Keeping Fireflies in Jars

I am obsessed with the beginnings of things. Aren’t we all, though?

I get so easily caught up in it all. The tangible physical sensation of connecting with someone new emotionally. In the beginning, when it’s all innuendo and flirting and smiling across the room and getting to know what someone’s hand feels like in yours. It’s craving the surprises each new conversation brings. When seeing a message from them on your phone is enough to change your whole day.

Very few things will make you feel as good about yourself as a beginning. The feeling of having intrigued someone. Knowing that a person genuinely wants to know who you are. That someone, somewhere, is thinking about you and smiling.

I love falling in love. Not the loving itself, so much as the falling. I’m bad at the loving, but good god am I great at the falling. I miss it. Terribly, actually. But that’s another post. And maybe love is too loaded of a word. More than falling in love, I want to fall into the person I’m with. I want to freefall and splash right into their mind and heart and swim around for a while.

The problem with beginnings, though, is that they’re only the beginning until they aren’t anymore. And then what?

An ex of mine and I used to talk on the phone every night for hours and hours on end.
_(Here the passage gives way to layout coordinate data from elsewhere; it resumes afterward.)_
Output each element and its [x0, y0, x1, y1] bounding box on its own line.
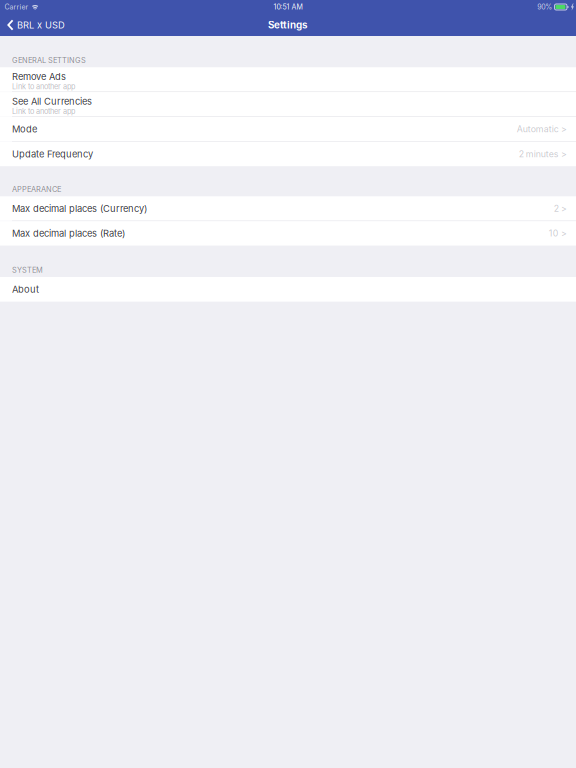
staticText: 90%: [537, 3, 552, 11]
staticText: Max decimal places (Currency): [12, 203, 147, 214]
staticText: GENERAL SETTINGS: [12, 56, 86, 65]
staticText: 2: [554, 203, 559, 214]
staticText: Settings: [268, 19, 308, 31]
staticText: APPEARANCE: [12, 185, 61, 194]
staticText: >: [561, 228, 567, 239]
button[interactable]: See All Currencies: [0, 92, 576, 116]
staticText: Remove Ads: [12, 71, 66, 82]
staticText: BRL x USD: [17, 19, 65, 31]
button[interactable]: About: [0, 277, 576, 302]
staticText: 10: [549, 228, 559, 239]
staticText: >: [561, 203, 567, 214]
staticText: Carrier: [4, 3, 28, 11]
staticText: Link to another app: [12, 82, 75, 91]
staticText: SYSTEM: [12, 266, 43, 274]
button[interactable]: Mode: [0, 117, 576, 141]
staticText: Automatic: [517, 124, 559, 134]
staticText: Max decimal places (Rate): [12, 228, 125, 239]
button[interactable]: Remove Ads: [0, 67, 576, 92]
staticText: Link to another app: [12, 107, 75, 116]
button[interactable]: Max decimal places (Rate): [0, 221, 576, 246]
staticText: >: [561, 149, 567, 159]
button[interactable]: Update Frequency: [0, 142, 576, 166]
staticText: Update Frequency: [12, 148, 93, 160]
staticText: 2 minutes: [519, 149, 559, 159]
button[interactable]: BRL x USD: [0, 14, 71, 36]
staticText: >: [561, 124, 567, 134]
staticText: Mode: [12, 124, 37, 135]
button[interactable]: Max decimal places (Currency): [0, 196, 576, 221]
staticText: About: [12, 284, 39, 295]
staticText: See All Currencies: [12, 96, 92, 107]
staticText: 10:51 AM: [274, 3, 302, 11]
We talked about everything you could think of, from what your stats would be if you were a D&D character (nerd love) to religion (he a staunch Catholic, and me an equally staunch Atheist) to our innermost fears and beyond. The conversations were never forced; we didn’t have to struggle to think of things to talk about. We took turns asking each other questions. Anything was fair game, but the rule was you had to answer your own question after the other person did.

After a few months of this, coming up with questions we hadn’t asked and answered already got a little tricky. We found ourselves asking more silly surface questions than thought-provoking ones. The game had to change. No more questions. Just one directive. “Tell me something I don’t know about you.” That shift led to some of the most intimate conversations I have ever had with another person, to this day. Those late-night talks still have a place in my heart that few other people have ever come close to, almost ten years later.
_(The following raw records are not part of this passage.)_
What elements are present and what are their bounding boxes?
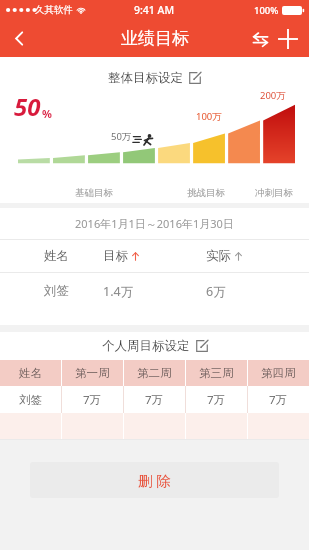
- button[interactable]: 删 除: [30, 462, 279, 498]
- staticText: 7万: [207, 392, 226, 408]
- staticText: 第四周: [261, 366, 296, 380]
- staticText: 200万: [260, 89, 286, 102]
- staticText: 第三周: [199, 366, 234, 380]
- button[interactable]: Switch: [248, 27, 272, 51]
- staticText: 个人周目标设定: [102, 338, 190, 354]
- staticText: 整体目标设定: [108, 70, 183, 86]
- staticText: 刘签: [19, 393, 42, 407]
- staticText: 50: [14, 90, 41, 123]
- staticText: 刘签: [44, 283, 69, 299]
- staticText: 7万: [83, 392, 102, 408]
- staticText: %: [42, 106, 52, 121]
- button[interactable]: Back: [0, 20, 38, 57]
- staticText: 100万: [196, 110, 222, 123]
- staticText: 7万: [145, 392, 164, 408]
- staticText: 7万: [269, 392, 288, 408]
- button[interactable]: 整体目标设定: [104, 68, 205, 88]
- button[interactable]: Add: [275, 26, 301, 52]
- staticText: 久其软件: [35, 4, 73, 16]
- staticText: 实际: [206, 248, 231, 264]
- staticText: 基础目标: [75, 187, 113, 199]
- button[interactable]: 刘签: [0, 273, 309, 309]
- staticText: 9:41 AM: [134, 3, 175, 17]
- staticText: 删 除: [138, 470, 171, 490]
- staticText: 50万: [111, 130, 132, 143]
- button[interactable]: 刘签: [0, 386, 309, 413]
- button[interactable]: 个人周目标设定: [98, 336, 212, 356]
- staticText: 2016年1月1日～2016年1月30日: [75, 216, 234, 231]
- staticText: 6万: [206, 283, 226, 300]
- staticText: 第二周: [137, 366, 172, 380]
- staticText: 目标: [103, 248, 128, 264]
- staticText: 第一周: [75, 366, 110, 380]
- staticText: 业绩目标: [121, 28, 189, 49]
- staticText: 1.4万: [103, 283, 134, 300]
- staticText: 100%: [254, 4, 279, 17]
- staticText: 冲刺目标: [255, 187, 293, 199]
- staticText: 姓名: [44, 248, 69, 264]
- staticText: 姓名: [19, 366, 42, 380]
- staticText: 挑战目标: [187, 187, 225, 199]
That relationship crashed and burned to the ground rather unceremoniously, but also resulted in one of the dearest friendships I have (with someone else), so I guess all’s well that ends well. I think somewhere deep down though, I’ve been chasing that feeling ever since. I’ve been trying to replicate that sense of wonder. And I’ve come close here and there, but it’s never sustainable.

What makes the beginning of anything so magical is the possibility of it all. That this might end up being nothing, but it might also end up being exactly what the two of you need in that moment. Where we lose our way is getting hung up on what everything means. What is this becoming? What is this going to be? What are we doing? Where are we going?

I know for a fact that I’ve spooked people by getting too deep into that too early on. I used to want people the way I wanted to catch fireflies. You’re beautiful, so I want to keep you in this jar where you’re mine-all-mine and I can watch your pretty glow whenever I want. But there’s something about a firefly in a jar that just isn’t as beautiful as it was before. The beauty of fireflies isn’t just the glow; it’s watching them twinkle together, it’s following them with your eyes and losing them for a moment, only to find them again. You lose all of that when you keep them captive. Well, that and they die.

I’ve also scared myself out of being with people by doing all that fretting. But if I hook up/keep flirting/go on a date with this person, what’s going to happen? Are they going to keep calling me? What if I don’t want them to? What if I fall in love with them and they don’t want me? What if this is all I want? What if they want something more than I do and I don’t know how to tell them? What if I end up hurting them? What if I end up getting hurt?

The inside of my brain can be an exhausting, exhausting place.

My particular brand of social anxiety is one in which I can’t tolerate pressure at all. I freak out. Something about me not knowing how to establish or enforce boundaries so I just hope people intrinsically know where they are and get resentful when they don’t. Anyway. I’ve intentionally stopped flirting with people and made sure nothing happened just so I wouldn’t have to deal with the pressure of it all.

I really didn’t need to, though. Things are going to be what they’re going to be. Someone might be in your life to rock your entire world, or they might be in your life to rock your bedroom for one night. Those are both beautiful things. You never know what can happen with someone, but the only way to find out is to just let it be.